被害者参加制度
2008年12月、日本の裁判に新しい制度が加わりました。
これまでは傍聴席で見守るしかなかった殺人や傷害事件などの被害者やご遺族などが、刑事裁判の場で被告人に対して質問するなど、直接裁判に参加できる「被害者参加制度」がスタートしました。
経済的に余裕がない方でも弁護士の援助を受けることができるよう、裁判所が弁護士を選定し、国がその費用を負担する「被害者参加人のための国選弁護制度」も同時にスタートしました。
また、刑事事件を担当した裁判所が損害賠償請求の審理も行って加害者の賠償を命じ、決定すれば確定判決と同じ効力を持つ「損害賠償命令制度」も同時に導入されました。これにより民事起訴を提起することによる時間的・経済的・精神的負担が軽減されることになりました。
被害者参加制度
参加申出ができる人
- 被害者、被害者死亡あるいは心身の重大な故障がある場合には、配偶者、子、孫、両親など直系の親族、兄弟姉妹
- 被害者の親権者、後見人などの法廷代理人
- 上記1・2から委託を受けた弁護士
参加申出ができる対象事件
- 故意の犯罪行為により人を死傷させた犯罪(殺人、傷害致死、強盗致死傷など十数種類の犯罪)
- 強制わいせつ、強姦等の性被害犯罪、業務上過失致死傷、誘拐など
- 強盗強姦など2に該当する犯罪を含む犯罪
- 1から3の未遂罪
参加の許可を得る手続き
- 被害者等(代理人弁護士)は予め検察官に参加申出をします。
直接裁判所へ参加申出をすることはできません。
申出は検察官が起訴してから、事件が裁判所に係属している間、いつでもできます。公判の途中で申し出ることも勿論可能です。 - 検察官は、自分の意見を付して裁判所へ参加申出を通知します。

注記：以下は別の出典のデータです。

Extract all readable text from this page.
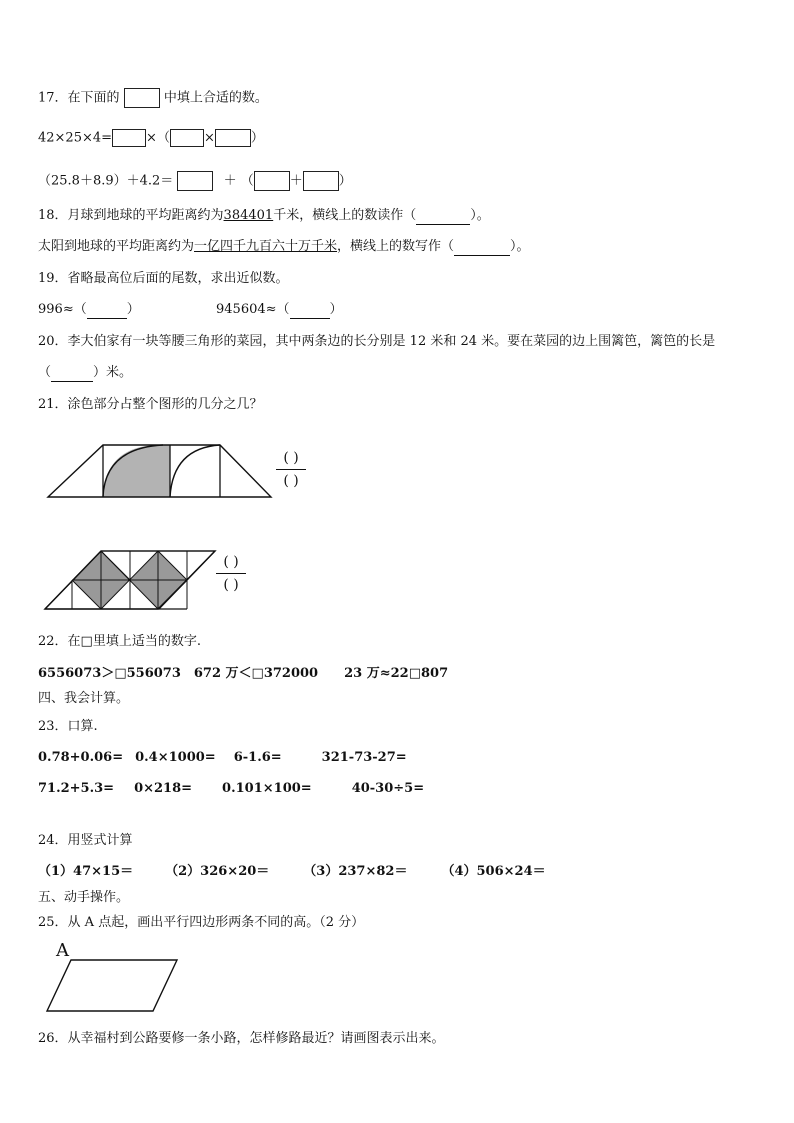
17．在下面的	中填上合适的数。
42×25×4=	×（	×	）
（25.8＋8.9）＋4.2＝	＋ （	＋	）
18．月球到地球的平均距离约为384401千米，横线上的数读作（	）。
太阳到地球的平均距离约为一亿四千九百六十万千米，横线上的数写作（	）。
19．省略最高位后面的尾数，求出近似数。
996≈（	）	945604≈（	）
20．李大伯家有一块等腰三角形的菜园，其中两条边的长分别是 12 米和 24 米。要在菜园的边上围篱笆，篱笆的长是
（	）米。
21．涂色部分占整个图形的几分之几？
( )
( )
( )
( )
22．在□里填上适当的数字.
6556073＞□556073　672 万＜□372000　　23 万≈22□807
四、我会计算。
23．口算.
0.78+0.06= 0.4×1000= 6-1.6=	321-73-27=
71.2+5.3= 0×218= 0.101×100=	40-30÷5=
24．用竖式计算
（1）47×15＝ （2）326×20＝	（3）237×82＝	（4）506×24＝
五、动手操作。
25．从 A 点起，画出平行四边形两条不同的高。（2 分）
A
26．从幸福村到公路要修一条小路，怎样修路最近？请画图表示出来。
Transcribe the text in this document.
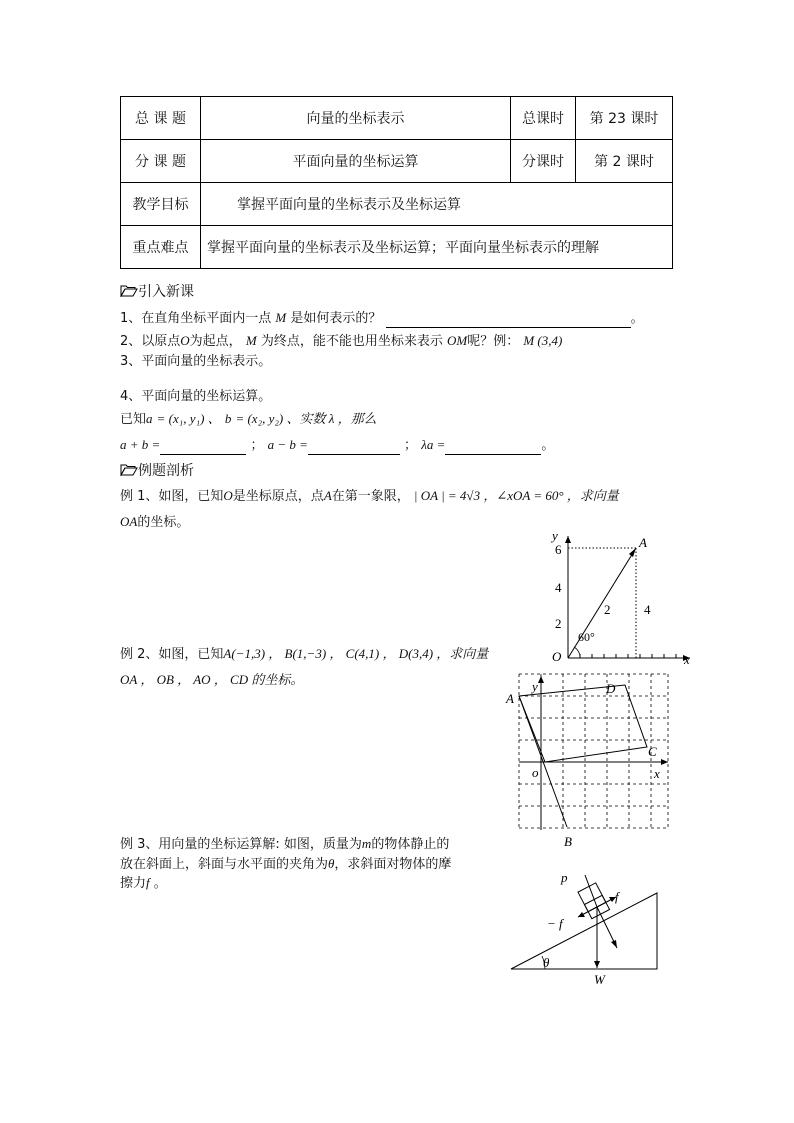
总 课 题	向量的坐标表示	总课时	第 23 课时
分 课 题	平面向量的坐标运算	分课时	第 2 课时
教学目标	掌握平面向量的坐标表示及坐标运算		
重点难点	掌握平面向量的坐标表示及坐标运算；平面向量坐标表示的理解		
引入新课
1、在直角坐标平面内一点 M 是如何表示的？	。
2、以原点O为起点， M 为终点，能不能也用坐标来表示 OM呢？例： M (3,4)
3、平面向量的坐标表示。
4、平面向量的坐标运算。
已知a = (x₁, y₁) 、 b = (x₂, y₂) 、实数 λ ，那么
a + b =	； a − b =	； λa =	。
例题剖析
例 1、如图，已知O是坐标原点，点A在第一象限， | OA | = 4√3 ，∠xOA = 60° ，求向量
OA的坐标。
y
x
O
A
6
4
2
2	4
60°
例 2、如图，已知A(−1,3) ， B(1,−3) ， C(4,1) ， D(3,4) ，求向量
OA ， OB ， AO ， CD 的坐标。
A
D
C
B
o	x
y
例 3、用向量的坐标运算解: 如图，质量为m的物体静止的
放在斜面上，斜面与水平面的夹角为θ，求斜面对物体的摩
擦力f 。	p
f
− f
θ
W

- 裁判所は、被告人または弁護人に意見を聞いたうえで、犯罪の性質、被告人との関係その他の事情を審査し、相当性がある場合に参加許可決定をします。暴力団の抗争の事件で、被告人と被害者等とがそれぞれ敵対関係の組織に属しているような場合には、「相当性なし」として不許可になると考えられます。
- 裁判所は許可決定と同時に公判期日を被害者参加人に通知します。
被害者参加人代理人にできること
- 公判期日に出席し、法廷の柵のなかに在廷すること
- 検察官の権限行使に関して意見を延べ、説明を受けること
- 証人に尋問をすること
- 被告人に質問をすること
- 事実関係や法律の適用について意見を陳述すること
仕組みと新たな権利
損害倍賞命令制度
申出ができる人
当該刑事裁判の対象となっている事件の被害者本人または被害者の相続人です。
対象事件
業務上過失致死(交通事故など)を除き、その他は被害者参加制度と同じです。
申立手続き及び印紙代
当該刑事裁判の弁論が集結するまでです。
審理について
- 刑事判決終了まで審理しません
- 審理開始
刑事裁判の判決で有罪となった場合、刑事裁判をした裁判所がそのまま直ちに審理に入ります。

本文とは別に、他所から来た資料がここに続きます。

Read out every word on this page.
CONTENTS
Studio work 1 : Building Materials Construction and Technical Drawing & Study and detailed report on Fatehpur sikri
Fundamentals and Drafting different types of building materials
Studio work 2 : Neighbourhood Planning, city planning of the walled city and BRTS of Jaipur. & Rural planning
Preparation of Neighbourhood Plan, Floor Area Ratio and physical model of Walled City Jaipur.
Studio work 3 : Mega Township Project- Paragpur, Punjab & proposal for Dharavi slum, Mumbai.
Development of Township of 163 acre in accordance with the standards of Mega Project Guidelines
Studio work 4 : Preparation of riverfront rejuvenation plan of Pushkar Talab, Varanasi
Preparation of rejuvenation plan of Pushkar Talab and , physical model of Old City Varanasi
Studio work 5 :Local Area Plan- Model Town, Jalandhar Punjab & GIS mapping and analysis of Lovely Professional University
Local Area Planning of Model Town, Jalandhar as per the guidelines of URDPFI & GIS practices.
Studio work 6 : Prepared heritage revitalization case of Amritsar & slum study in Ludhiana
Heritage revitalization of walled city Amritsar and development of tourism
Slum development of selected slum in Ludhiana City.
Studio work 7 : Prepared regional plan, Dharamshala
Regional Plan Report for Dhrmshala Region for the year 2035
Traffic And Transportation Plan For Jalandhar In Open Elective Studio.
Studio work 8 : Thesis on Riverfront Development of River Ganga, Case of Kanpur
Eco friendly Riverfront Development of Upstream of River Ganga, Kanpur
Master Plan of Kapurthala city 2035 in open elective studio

審理の回数は、特別な事情がある以外は4回以内で審理を終わらせなければなりません。それ以上の日数がかかるような複雑な事件では、裁判所は審理終結の決定をし、通常の民事裁判に移行します。 - 刑事裁判記録の利用
審理を行う場合には、刑事裁判の記録をそのまま取り調べて行うので、新たに事件の内容について審理することはありません。

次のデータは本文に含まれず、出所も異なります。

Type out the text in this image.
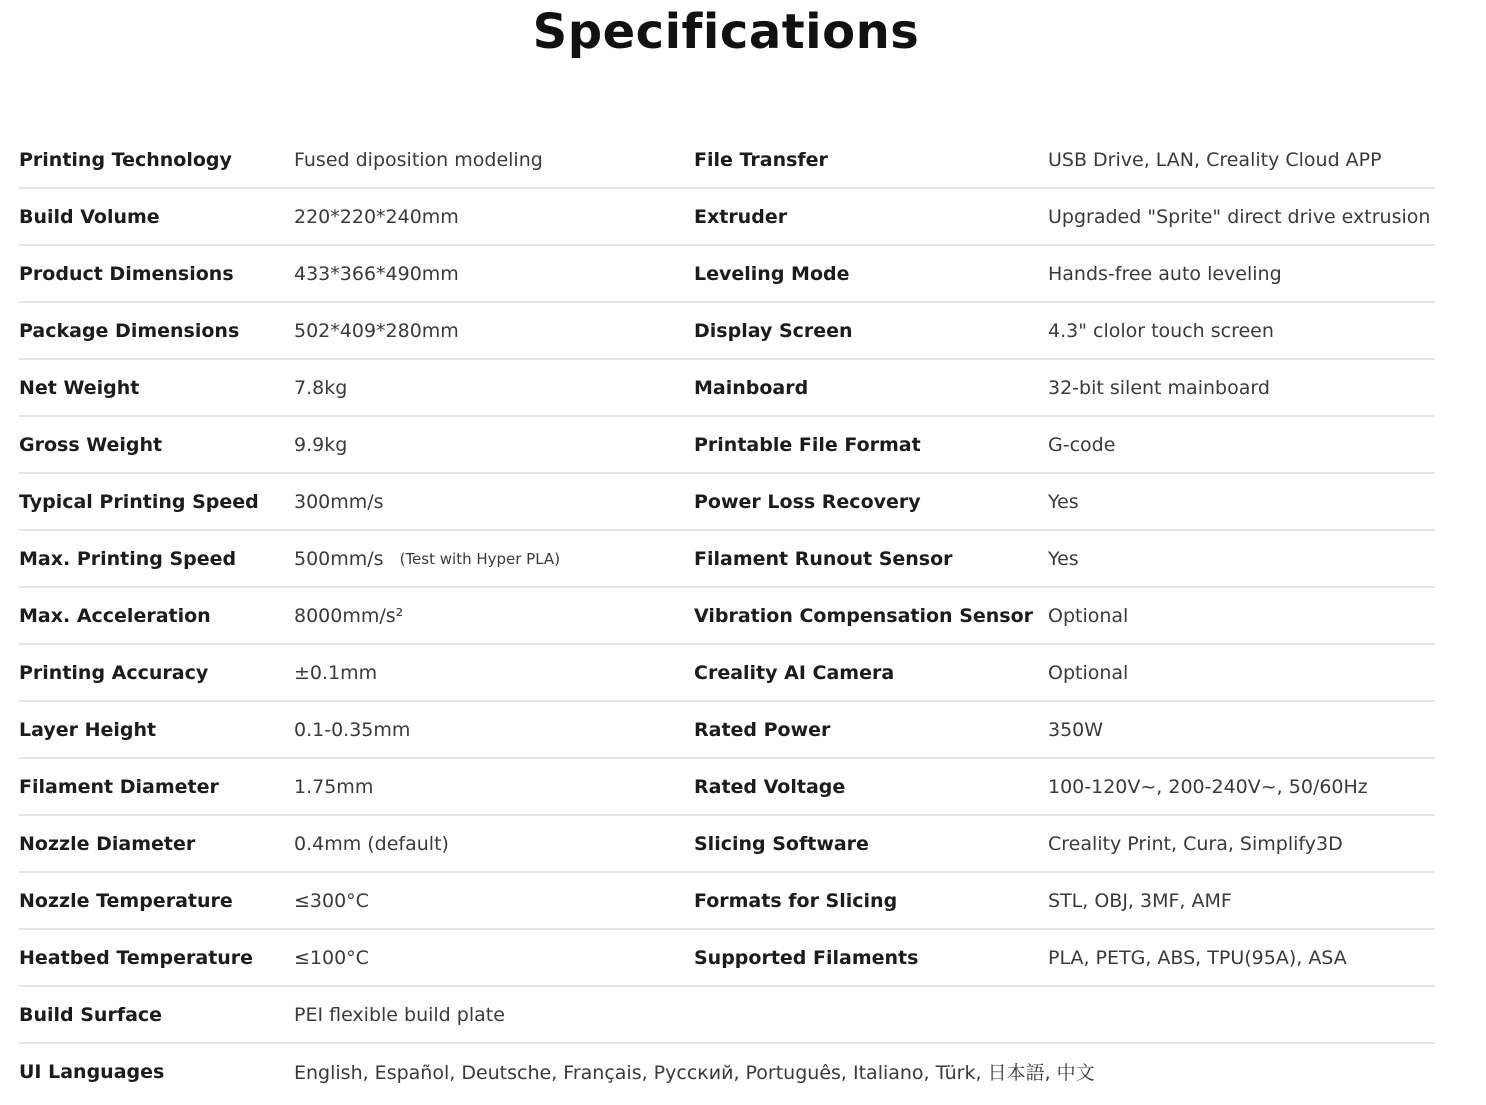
Specifications
Printing Technology	Fused diposition modeling	File Transfer	USB Drive, LAN, Creality Cloud APP
Build Volume	220*220*240mm	Extruder	Upgraded "Sprite" direct drive extrusion
Product Dimensions	433*366*490mm	Leveling Mode	Hands-free auto leveling
Package Dimensions	502*409*280mm	Display Screen	4.3" clolor touch screen
Net Weight	7.8kg	Mainboard	32-bit silent mainboard
Gross Weight	9.9kg	Printable File Format	G-code
Typical Printing Speed 300mm/s	Power Loss Recovery	Yes
Max. Printing Speed	500mm/s (Test with Hyper PLA)	Filament Runout Sensor	Yes
Max. Acceleration	8000mm/s²	Vibration Compensation Sensor Optional
Printing Accuracy	±0.1mm	Creality AI Camera	Optional
Layer Height	0.1-0.35mm	Rated Power	350W
Filament Diameter	1.75mm	Rated Voltage	100-120V~, 200-240V~, 50/60Hz
Nozzle Diameter	0.4mm (default)	Slicing Software	Creality Print, Cura, Simplify3D
Nozzle Temperature	≤300°C	Formats for Slicing	STL, OBJ, 3MF, AMF
Heatbed Temperature ≤100°C	Supported Filaments	PLA, PETG, ABS, TPU(95A), ASA
Build Surface	PEI flexible build plate
UI Languages	English, Español, Deutsche, Français, Русский, Português, Italiano, Türk, 日本語, 中文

被害者等は、自分の損害について証明する資料を証拠として提出し、調べてもらうだけでいいことになります。したがって、早ければその日のうちに、長くても4回で決まることになります。 - 異議申立と通常民事裁判への移行
損害賠償命令について不服があるときには14日以内に異議申立ができます。この場合には、通常の民事裁判に移行して別の裁判官で裁判が行われることとなり、刑事裁判の記録は送付されます。
被害者参加人のための国選弁護制度
弁護士の選定を請求するための要件
被害者参加人の資力として、犯罪被害を原因とした治療費等を控除した後、現金・預貯金等が200万円以下であることが必要です。
制度を利用する場合の手続き
上記の要件を満たす被害者参加人は、裁判所に対し、法テラス(地方事務所)を経由して被害者参加弁護士の選定を請求します。
少年審判の被害者傍聴
殺人や傷害致死など故意に人を死亡させた事件と交通死亡事故、さらにこうした事件・事故で被害者の生命に重大な危険が生じた場合が対象。被害者やその家族・親権者から傍聴の申し出があったら、家裁は必ず少年の付添人に意見を聞いて決めます。12歳未満の事件は除かれます。